A study in the Journal of Pediatrics found that the number of adolescents reporting a transgender identity fell from 2017 to 2019. A recent study out of Sweden similarly found that the number of people socially transitioning plateaued in 2018.
Nor do trans people seem to rush into medical transition, as argued by a study describing a phenomenon of “rapid onset gender dysphoria” that was later withdrawn.

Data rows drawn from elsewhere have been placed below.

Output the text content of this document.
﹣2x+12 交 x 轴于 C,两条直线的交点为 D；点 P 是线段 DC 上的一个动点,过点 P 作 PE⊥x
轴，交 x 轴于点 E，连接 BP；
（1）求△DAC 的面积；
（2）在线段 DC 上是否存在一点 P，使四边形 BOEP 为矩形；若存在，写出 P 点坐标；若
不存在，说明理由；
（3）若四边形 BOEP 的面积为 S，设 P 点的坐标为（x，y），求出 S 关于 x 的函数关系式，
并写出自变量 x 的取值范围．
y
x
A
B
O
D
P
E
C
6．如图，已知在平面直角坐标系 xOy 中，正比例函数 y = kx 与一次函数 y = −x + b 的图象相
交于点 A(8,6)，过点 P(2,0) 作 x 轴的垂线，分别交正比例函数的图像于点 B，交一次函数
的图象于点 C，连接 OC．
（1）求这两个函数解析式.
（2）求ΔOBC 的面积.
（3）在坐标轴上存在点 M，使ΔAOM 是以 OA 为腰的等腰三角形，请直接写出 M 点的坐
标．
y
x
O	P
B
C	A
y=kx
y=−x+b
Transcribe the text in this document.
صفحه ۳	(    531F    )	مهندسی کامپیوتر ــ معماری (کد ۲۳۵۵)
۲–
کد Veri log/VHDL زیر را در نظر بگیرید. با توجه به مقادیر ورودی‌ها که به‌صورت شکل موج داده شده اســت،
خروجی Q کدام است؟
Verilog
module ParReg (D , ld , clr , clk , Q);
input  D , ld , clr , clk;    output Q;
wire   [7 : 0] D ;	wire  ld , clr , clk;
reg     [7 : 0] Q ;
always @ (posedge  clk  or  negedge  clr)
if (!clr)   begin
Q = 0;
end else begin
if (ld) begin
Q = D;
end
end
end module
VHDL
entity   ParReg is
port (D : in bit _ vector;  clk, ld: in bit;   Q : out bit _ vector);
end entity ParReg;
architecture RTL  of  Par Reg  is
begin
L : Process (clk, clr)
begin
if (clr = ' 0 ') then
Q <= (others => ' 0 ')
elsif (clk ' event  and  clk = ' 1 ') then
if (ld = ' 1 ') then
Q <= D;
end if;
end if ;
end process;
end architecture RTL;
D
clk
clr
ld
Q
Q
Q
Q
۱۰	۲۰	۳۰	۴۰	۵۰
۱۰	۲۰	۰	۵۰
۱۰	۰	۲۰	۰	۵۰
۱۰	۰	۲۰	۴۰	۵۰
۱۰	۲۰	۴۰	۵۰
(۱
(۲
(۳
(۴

A ruling striking down Arkansas’ ban on gender-affirming treatment for minors found that at Arkansas Children’s Hospital, the average patient waited 6.5 years between first being aware of their trans identity and telling their parents about it, and a further year before receiving treatment. Not exactly a rapid onset!
A 2022 Williams Institute study found consistent distributions of trans people across regions of the United States, with the highest per-capita rate in West Virginia. Given all of this information, it’s less likely that transitioning is a “fad” and more likely that closeted trans people have more information than ever about their identities and their options, and are comparatively less stigmatized than in recent decades.
If you’ve followed my work for any amount of time you know that I like to compare increasing numbers of open trans people with the number of left handed people. At one time in shockingly recent history, schools forced all children to write with their right hands. When that practice ended the number of left-handed children increased by nearly 1000 percent. Those children were not being infected by hand ideology. They were showing natural preferences that had been artificially suppressed by the people who had power over them.